Wichita’s retail recovery, the rebound in home sales and the city’s uptick in commercial activity are on hold in the wake of Boeing’s announcement Wednesday that it’s closing its Wichita plant after more than eight decades as the city’s manufacturing icon.

Boeing’s departure means several months — at least — of slowing sales, whether the subject is clothes, televisions, cars, homes or new business starts, several analysts said.

“It’s definitely a blow,” said Jeremy Hill, the director of Wichita State University’s Center for Economic Development and Business Research. “It’s definitely going to affect our economy, but the timing of their plan to leave will determine how well the economy can absorb its real impact.”

With Boeing, the departure of about 2,160 jobs means a loss of $1.5 billion in wages over the next decade, Hill said.

It’s a setback, analysts said, after Wichita’s economy began to rebound significantly in the last two quarters of 2011:

Retailers reported surprisingly strong Christmas sales, up from 3 percent into the low double digits. Home sales were higher than expected for the fourth quarter, fueling hopes for a stronger 2012 than originally expected. Home prices were up 5.5 percent year over year as of the third quarter of 2011. New business activity was ramping up across town, with 2012 expected to be a big year for the revitalization of the city’s downtown.

But the departure of those jobs — 0.7 percent of the 288,000 jobs in the Wichita area — will tap the brakes on that growth, at least temporarily.

“I’m not sure you’ve taken a torpedo below the water line,” said Jed Smith, managing director for quantitative research for the National Association of Realtors. “But it’s nothing you ever want to hear.”

Jeff Fluhr, the president of the Wichita Downtown Development Corp., said Boeing’s announcement could temporarily slow, but not defeat, redevelopment momentum downtown.

“It is hard to predict the overall impact until you get down the road on an announcement like this,” Fluhr said. “Any time something like this happens, it creates a sense of uncertainty.
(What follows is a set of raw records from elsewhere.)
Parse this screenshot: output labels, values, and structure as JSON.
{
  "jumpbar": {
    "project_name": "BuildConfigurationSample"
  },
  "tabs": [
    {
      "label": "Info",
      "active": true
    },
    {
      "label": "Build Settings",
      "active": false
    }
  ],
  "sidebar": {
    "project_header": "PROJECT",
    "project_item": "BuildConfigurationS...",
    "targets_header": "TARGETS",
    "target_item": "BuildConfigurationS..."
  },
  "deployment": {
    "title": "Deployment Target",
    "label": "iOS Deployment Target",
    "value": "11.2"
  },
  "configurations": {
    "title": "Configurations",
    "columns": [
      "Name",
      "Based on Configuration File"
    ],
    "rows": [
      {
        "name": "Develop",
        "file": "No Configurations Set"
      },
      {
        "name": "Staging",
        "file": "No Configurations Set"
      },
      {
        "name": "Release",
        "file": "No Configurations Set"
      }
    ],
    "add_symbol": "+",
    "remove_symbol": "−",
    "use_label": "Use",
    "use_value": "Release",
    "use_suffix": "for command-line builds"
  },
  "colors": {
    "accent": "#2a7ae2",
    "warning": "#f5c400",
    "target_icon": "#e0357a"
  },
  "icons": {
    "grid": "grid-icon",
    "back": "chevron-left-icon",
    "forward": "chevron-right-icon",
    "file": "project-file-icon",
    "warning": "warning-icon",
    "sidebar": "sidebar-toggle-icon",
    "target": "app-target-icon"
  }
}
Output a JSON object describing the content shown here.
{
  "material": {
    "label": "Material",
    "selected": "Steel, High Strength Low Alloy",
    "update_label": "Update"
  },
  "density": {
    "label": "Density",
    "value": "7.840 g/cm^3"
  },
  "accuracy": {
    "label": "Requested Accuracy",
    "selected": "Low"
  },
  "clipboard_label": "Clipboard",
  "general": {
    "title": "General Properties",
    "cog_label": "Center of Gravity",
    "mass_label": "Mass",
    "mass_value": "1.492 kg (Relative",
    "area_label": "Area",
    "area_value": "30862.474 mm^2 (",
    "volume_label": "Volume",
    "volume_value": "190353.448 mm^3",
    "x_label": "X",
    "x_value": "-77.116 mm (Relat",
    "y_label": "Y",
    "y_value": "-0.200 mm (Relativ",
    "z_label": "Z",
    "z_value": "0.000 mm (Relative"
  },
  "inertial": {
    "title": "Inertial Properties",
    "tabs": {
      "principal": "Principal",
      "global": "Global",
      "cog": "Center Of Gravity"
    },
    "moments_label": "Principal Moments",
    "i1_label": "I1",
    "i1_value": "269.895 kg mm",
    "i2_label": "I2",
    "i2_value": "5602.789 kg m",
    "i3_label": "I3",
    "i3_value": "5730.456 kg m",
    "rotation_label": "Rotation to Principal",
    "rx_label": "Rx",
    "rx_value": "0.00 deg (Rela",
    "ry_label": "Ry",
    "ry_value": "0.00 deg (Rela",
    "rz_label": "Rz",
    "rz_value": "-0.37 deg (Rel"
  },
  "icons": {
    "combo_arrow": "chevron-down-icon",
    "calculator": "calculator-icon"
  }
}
People look at the market a lot harder.”

Two downtown markets that could be hit in the short-term, Fluhr said, are hotel and restaurant development.

Paul Coury, the lead developer for the 117-room boutique Ambassador Hotel downtown, said he was unaffected by Boeing’s announcement.

“I’ve never seen a room demand chart that Boeing used in the marketplace, but I’d think it would hurt more the limited-service product in their part of town,” Coury said. “If anything, with this vote coming up (on public incentives for the Ambassador) it’s all the more reason for people to make sure they preserve jobs in Wichita.”

Smith, with the Realtors group, said Wichita homeowners should expect slower price appreciation and slower buying and selling traffic.

Dawson Grimsley, president of Davis-Moore Auto Group, one of the area’s largest dealers, said it could mean fewer truck and auto sales for a while. But its effect shouldn’t be too deep or long-lasting.

“I’ve been doing this for 36 years,” he said. “We’ll be here.”

Bankers such as Tom Page said it’s hard to immediately know how much of a blow it is to local business.

“It isn’t something on a scale that we haven’t encountered before,” said Page, CEO of Emprise Bank. “We’ve had sad days, and we’ll work our way through these. But a couple of thousand very well-paid manufacturing jobs is a very challenging thing to replace.

“In the extreme short run … it will leave a hole.”

Steve Martens, president of Grubb & Ellis/Martens Commercial Group and one of the city’s largest commercial brokers, said Boeing’s departure is a hit to the short-term future of the city’s commercial real estate market.

“A lot of us had factored in the tanker work in our assessments and projections for the local economy,” Martens said, “and not having that work will have a definite adverse impact on the growth of the local economy.

“We saw over the last half of 2011 increased interest in our commercial real estate. So where this goes will purely be a function of whatever other financial news will happen in the local economy over the next 60 to 120 days.

“Is anyone else leaving? Is anyone else in trouble? Is anyone else having significant cutbacks?”

Smith agreed, saying the city’s commercial real estate sector “depends on jobs.”

“And retail is purchasing power related to jobs. Industrial warehouses are jobs. Office space is jobs where people are working,” he said.

“When you pull out jobs, it will slow your economy down. In the case of industrial, it’s decreased demand for warehouse space. To the degree these are production jobs, it will impact your warehouse market more than office.

“And when you pull well-paid people out of the area, that’s a negative impact on retail.

“It’s not good news ... but it’s not the end of your world, either.”